Mathias Geiger, on the other hand, retained the mayor's office in Eschborn, despite investigations into treason, an indictment and a fine - which was later reduced - until he lost the next election in autumn 2019 to his challenger from the CDU.

Shortly after the conviction by the Frankfurt district court, a motion by the CDU, SPD and Greens to vote out of office failed due to the necessary two-thirds majority of the city councillors.

After his election defeat, Geiger said he was resigning from office with his head held high: "I wasn't sawed off."

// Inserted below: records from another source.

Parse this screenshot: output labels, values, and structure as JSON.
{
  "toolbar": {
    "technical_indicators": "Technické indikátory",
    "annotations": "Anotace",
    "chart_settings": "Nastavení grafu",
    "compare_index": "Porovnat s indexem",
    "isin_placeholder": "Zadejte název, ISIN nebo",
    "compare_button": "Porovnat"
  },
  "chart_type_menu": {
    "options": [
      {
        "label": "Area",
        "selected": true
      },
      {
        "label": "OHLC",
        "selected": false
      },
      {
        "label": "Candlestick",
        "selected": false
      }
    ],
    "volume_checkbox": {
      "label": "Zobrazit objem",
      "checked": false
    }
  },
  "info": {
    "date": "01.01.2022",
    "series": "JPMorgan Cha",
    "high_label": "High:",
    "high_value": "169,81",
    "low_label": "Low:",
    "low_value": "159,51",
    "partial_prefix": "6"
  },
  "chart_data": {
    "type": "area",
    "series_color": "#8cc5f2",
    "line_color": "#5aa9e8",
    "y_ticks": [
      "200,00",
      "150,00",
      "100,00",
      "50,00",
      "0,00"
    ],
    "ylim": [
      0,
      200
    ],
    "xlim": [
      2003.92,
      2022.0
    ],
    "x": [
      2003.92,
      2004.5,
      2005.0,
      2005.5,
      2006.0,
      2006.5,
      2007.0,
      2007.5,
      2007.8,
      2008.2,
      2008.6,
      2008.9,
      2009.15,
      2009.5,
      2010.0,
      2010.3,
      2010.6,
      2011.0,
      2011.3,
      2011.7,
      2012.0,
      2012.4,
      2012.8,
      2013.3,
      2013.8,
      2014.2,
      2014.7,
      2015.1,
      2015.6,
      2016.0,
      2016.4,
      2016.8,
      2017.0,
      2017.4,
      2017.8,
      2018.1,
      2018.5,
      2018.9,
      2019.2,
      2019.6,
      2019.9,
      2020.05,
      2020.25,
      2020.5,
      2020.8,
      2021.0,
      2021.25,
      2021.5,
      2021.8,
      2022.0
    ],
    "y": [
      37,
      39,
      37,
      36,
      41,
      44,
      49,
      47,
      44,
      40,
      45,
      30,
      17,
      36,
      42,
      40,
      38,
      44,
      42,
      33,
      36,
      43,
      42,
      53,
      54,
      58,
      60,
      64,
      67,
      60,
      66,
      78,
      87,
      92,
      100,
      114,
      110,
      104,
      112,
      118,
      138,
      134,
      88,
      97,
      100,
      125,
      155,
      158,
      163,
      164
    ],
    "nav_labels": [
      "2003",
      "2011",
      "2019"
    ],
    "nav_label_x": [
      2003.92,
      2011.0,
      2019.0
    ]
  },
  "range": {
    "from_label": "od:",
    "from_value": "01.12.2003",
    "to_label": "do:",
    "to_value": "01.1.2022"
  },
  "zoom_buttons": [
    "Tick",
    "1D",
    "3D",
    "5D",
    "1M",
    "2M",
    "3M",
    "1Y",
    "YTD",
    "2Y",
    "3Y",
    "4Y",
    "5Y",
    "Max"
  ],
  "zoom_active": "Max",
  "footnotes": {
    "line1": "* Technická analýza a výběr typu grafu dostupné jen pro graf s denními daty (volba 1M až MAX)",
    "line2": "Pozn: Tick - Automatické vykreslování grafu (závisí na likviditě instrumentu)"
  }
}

The former Mayor of Mainz, Jens Beutel (SPD), who died in 2019, forestalled a voting procedure in 2011 by announcing that he was retiring.

The CDU, ÖDP and the citizens' movement Pro Mainz had announced such a procedure in the city council after Beutel had been criticized for, among other things, unpaid glasses of wine on a trip to Rwanda.

A year earlier, for the so-called Capri trip, Beutel had accepted a penalty order of 80 daily rates of 120 euros each for breach of trust.

The indictment related to a trip to Italy in 2004, in which Beutel had taken part as a member of the supervisory board of the Groß-Gerau overland plant.

In May 2003, the then Mayor of Hanau, Margret Härtel (CDU), was voted out with 89.5 percent of the vote – a few days after the Hanau public prosecutor had brought charges against her for breach of trust and fraud.

It was about a private trip in a company car to a Warsaw clinic, two visits to restaurants with relatives and a private wedding present.

The district court in Hanau dropped the proceedings nine months later against payment of 4,000 euros.